Then on June 11th, he was arrested in Arbor Heights – and released less than two weeks later, after his bail was reduced. Within 24 hours of that release, on June 24th, he was arrested yet again, in a case that led to a charge of second-degree burglary, involving a house on 28th SW just south of the city limits that was vacant because of fire damage several weeks earlier. Polevia’s plea bargain includes both that burglary, to which he pleaded guilty, and the West Seattle case from last September, in which the burglary charge was reduced to 2nd-degree theft, with Polevia pleading guilty to that and a 3rd-degree theft charge accompanying it.
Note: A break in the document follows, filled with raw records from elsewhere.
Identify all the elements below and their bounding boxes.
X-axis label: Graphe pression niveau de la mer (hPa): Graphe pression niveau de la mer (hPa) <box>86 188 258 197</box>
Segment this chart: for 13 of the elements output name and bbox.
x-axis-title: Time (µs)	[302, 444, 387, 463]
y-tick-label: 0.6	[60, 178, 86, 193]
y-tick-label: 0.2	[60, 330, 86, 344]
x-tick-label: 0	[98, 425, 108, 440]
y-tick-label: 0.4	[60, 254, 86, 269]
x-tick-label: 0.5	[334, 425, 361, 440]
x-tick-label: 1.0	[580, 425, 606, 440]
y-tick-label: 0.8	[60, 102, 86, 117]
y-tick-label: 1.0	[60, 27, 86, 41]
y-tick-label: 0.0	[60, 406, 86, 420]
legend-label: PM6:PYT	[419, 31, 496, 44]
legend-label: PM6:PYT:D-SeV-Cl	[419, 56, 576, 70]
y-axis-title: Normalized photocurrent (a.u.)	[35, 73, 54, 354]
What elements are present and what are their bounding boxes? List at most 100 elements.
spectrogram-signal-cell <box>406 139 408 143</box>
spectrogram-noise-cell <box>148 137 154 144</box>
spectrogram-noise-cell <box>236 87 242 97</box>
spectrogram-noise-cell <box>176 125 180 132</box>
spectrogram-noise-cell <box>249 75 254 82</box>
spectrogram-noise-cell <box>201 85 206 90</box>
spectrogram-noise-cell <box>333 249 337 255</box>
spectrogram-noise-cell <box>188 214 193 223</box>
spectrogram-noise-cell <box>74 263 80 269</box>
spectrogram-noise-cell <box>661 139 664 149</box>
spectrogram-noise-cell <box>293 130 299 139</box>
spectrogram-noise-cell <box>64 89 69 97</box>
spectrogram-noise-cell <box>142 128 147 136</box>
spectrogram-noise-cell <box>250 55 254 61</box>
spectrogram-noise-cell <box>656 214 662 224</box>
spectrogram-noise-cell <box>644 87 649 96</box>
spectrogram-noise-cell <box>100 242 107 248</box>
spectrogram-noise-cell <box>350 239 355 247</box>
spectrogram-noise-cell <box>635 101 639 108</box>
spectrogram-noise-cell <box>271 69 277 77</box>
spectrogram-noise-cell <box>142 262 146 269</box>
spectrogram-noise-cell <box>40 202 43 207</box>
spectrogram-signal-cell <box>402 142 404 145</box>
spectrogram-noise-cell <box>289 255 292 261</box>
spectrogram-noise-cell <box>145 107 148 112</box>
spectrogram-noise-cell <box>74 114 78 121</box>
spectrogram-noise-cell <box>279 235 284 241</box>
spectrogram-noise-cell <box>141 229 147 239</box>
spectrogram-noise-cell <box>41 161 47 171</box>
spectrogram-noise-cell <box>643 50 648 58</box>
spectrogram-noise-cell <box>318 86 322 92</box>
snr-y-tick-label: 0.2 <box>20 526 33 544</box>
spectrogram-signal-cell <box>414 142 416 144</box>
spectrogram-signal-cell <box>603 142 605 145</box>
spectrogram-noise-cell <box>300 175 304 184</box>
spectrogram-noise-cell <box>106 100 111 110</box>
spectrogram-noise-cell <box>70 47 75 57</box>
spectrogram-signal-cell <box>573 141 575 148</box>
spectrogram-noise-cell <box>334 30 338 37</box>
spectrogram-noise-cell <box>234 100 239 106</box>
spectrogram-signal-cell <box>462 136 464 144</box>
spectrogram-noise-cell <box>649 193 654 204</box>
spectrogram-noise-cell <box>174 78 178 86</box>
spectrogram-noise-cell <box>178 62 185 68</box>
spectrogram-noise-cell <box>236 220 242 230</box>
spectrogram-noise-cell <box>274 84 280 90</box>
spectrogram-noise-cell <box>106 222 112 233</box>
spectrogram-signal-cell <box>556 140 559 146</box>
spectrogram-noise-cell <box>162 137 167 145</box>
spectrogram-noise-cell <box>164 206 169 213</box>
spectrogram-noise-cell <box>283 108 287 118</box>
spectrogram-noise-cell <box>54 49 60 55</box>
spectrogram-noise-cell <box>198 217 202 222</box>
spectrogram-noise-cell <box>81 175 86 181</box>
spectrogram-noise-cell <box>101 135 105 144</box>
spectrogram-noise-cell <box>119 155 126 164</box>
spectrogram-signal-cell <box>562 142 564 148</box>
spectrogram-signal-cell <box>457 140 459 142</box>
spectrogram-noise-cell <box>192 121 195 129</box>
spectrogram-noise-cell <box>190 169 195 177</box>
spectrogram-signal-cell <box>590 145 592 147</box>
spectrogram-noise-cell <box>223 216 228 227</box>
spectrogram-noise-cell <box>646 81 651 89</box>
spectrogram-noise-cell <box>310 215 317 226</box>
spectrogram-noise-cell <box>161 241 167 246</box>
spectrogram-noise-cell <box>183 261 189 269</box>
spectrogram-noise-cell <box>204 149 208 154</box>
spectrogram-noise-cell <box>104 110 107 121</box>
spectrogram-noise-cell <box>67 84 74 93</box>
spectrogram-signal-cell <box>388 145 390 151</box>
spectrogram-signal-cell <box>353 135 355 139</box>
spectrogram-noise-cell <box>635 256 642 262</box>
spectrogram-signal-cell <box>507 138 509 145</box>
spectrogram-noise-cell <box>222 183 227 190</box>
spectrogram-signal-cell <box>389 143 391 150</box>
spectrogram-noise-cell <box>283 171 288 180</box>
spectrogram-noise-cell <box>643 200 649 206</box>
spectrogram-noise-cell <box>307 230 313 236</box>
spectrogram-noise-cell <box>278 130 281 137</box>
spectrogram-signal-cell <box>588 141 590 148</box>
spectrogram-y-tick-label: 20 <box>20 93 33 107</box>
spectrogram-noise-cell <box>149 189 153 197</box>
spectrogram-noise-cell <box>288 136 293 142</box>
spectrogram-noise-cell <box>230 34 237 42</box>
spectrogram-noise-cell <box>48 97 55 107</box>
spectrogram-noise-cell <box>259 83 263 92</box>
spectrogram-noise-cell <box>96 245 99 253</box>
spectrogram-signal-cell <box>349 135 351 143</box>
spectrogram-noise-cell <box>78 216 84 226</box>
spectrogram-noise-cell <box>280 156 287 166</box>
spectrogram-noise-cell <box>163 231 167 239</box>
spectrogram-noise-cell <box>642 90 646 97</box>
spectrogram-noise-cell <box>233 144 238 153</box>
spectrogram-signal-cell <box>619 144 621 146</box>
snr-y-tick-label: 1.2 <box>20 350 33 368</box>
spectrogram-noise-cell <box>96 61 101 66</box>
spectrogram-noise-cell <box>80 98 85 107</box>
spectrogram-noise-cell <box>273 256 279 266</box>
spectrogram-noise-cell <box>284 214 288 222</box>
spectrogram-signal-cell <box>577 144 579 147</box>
This afternoon, his sentencing happened in a relatively empty King County Superior Court room; aside from the judge, deputy prosecuting attorney Darren Thompson and Polevia’s public defender Nikole Hecklinger, Polevia’s sister was the sole family member in attendance. No one in the courtroom spoke up to identify themselves as a victim; no victims’ statements were read.
As part of a plea agreement first reported here September 10th, Polevia had pleaded guilty to one count of burglary, two of theft – one of those reduced from burglary, because it involved an item stolen from out in the open.
His lawyer explained that Polevia’s sister is a social worker, who has discussed their family history with attorney. After Polevia serves this sentence, he will be staying with her (what community that’s in, wasn’t mentioned) and will have social and jail-release services to help keep him out of trouble.
Asked if he wanted to say anything, Polevia said “Nah, I hope you follow the recommendations. I think I learned some things, I’ve been messing up the last couple years” and said it was largely in part because his child’s mother, who had been with him 16 years, left him, after which, he said, he began getting high and messing up. Now, he said, he has had time to think and realizes he has to make things right for some people, including his family. His daughter’s birthday is October 6th, and he said his “favorite thing in the world is being a father.” He added, “Drugs have been a problem in my family for my whole lifetime … I want to raise my kids right.”
Judge noted today’s sentencing includes a no-contact order with the theft/burglary victims, and mentioned three local addresses (near where he was last arrested) as places he is to stay away from. Judge Schubert also imposed a “no illegal/non-prescribed drugs” clause in the conditions of the sentence. Prosecutor Thompson asked for clarification as to whether alcohol was to be included in the prohibited substances; the judge said no, he didn’t see any indication in the files that alcohol was a problem, and he believes Polevia understands not to replace one vice with another.